Reputation: 4542
For my main repository (let's say rmetzger/flink
), I would like to send Azure Pipelines build jobs to my own pool of agents running very powerful build machines.
For anybody who has forked my repository, I would like to run their build on the build machines provided by Azure.
To achieve that, I believe using Jobs and Conditions are the right approach.
I want to define two very similar jobs, each with a condition checking whether the repository is rmetzger/flink
or not.
This is the relevant part of my azure-pipelines.yml
file:
jobs:
- job: runOnStrongMachines
condition: eq(variables['Build.Repository.Name'], 'rmetzger/flink')
pool:
name: Default
steps:
- ...
- job: runOnAzure
condition: not(eq(variables['Build.Repository.Name'], 'rmetzger/flink'))
pool:
vmImage: 'ubuntu-latest'
steps:
- ...
Running this, variables['Build.Repository.Name']
always evaluates to null
, thus always the second job executes.
I fear that the predefined Build.Repository.Name
variable is scoped in a way that it is not accessible at this early phase of the build.
Upvotes: 0
Views: 472
Reputation: 19036
I fear that the predefined Build.Repository.Name variable is scoped in a way that it is not accessible at this early phase of the build.

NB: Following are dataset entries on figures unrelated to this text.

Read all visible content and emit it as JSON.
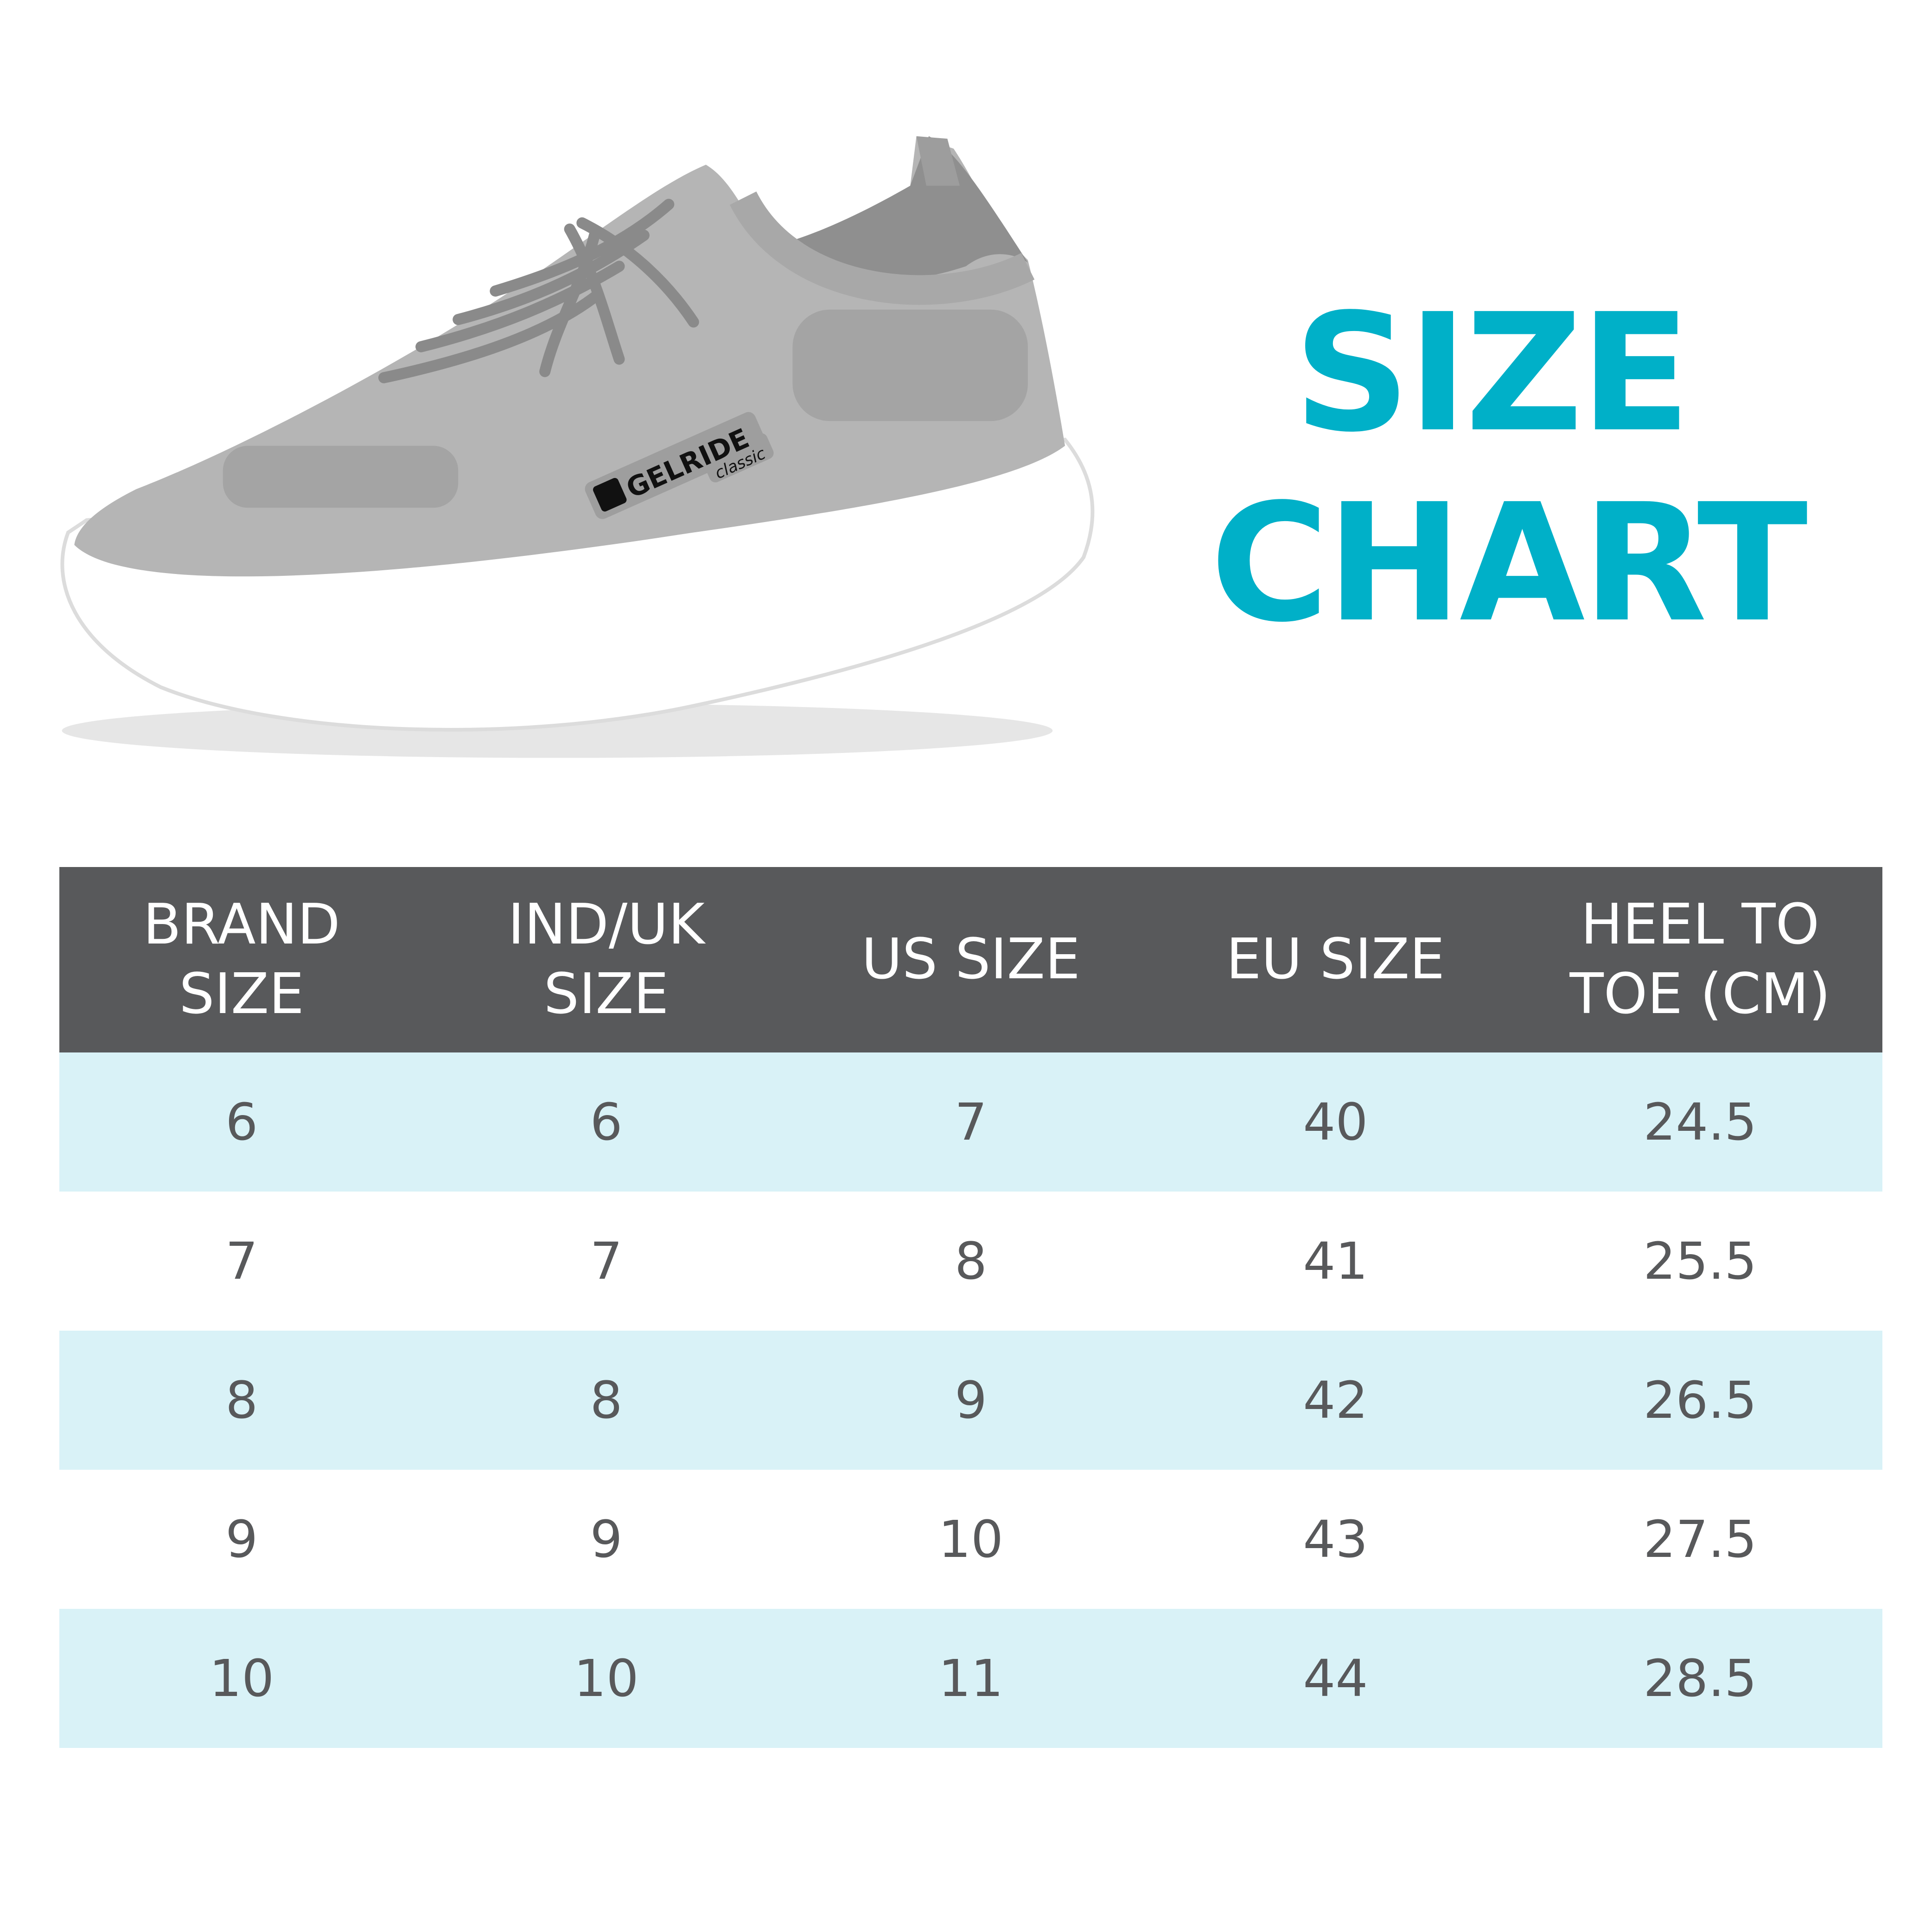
{
  "title": {
    "line1": "SIZE",
    "line2": "CHART"
  },
  "product_logo": {
    "brand": "GELRIDE",
    "sub": "classic"
  },
  "colors": {
    "accent": "#00b0c8",
    "header_bg": "#58595b",
    "row_alt_bg": "#d9f2f7",
    "text": "#58595b",
    "shoe": "#b5b5b5",
    "sole": "#ffffff"
  },
  "table": {
    "headers": [
      "BRAND\nSIZE",
      "IND/UK\nSIZE",
      "US SIZE",
      "EU SIZE",
      "HEEL TO\nTOE (CM)"
    ],
    "rows": [
      [
        "6",
        "6",
        "7",
        "40",
        "24.5"
      ],
      [
        "7",
        "7",
        "8",
        "41",
        "25.5"
      ],
      [
        "8",
        "8",
        "9",
        "42",
        "26.5"
      ],
      [
        "9",
        "9",
        "10",
        "43",
        "27.5"
      ],
      [
        "10",
        "10",
        "11",
        "44",
        "28.5"
      ]
    ]
  }
}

YES, correct. Build.Repository.Name
could not be used at the early phase of build. And also, "the early phase of build" exactly means job level. In fact, the doc link you mentioned in the question has announced that this variable is agent-scoped:
As this doc described, this pre-defined variable Build.Repository.Name
can only be used in script/task level. And in your script, the scope of using this variable in Job condition is job-level instead of agent-level. That's why you receive the null
.
As work around, you can set the condition in every step/task
by using this variable Build.Repository.Name
. Or for convenient, add a step at the beginning to early-exit from the job.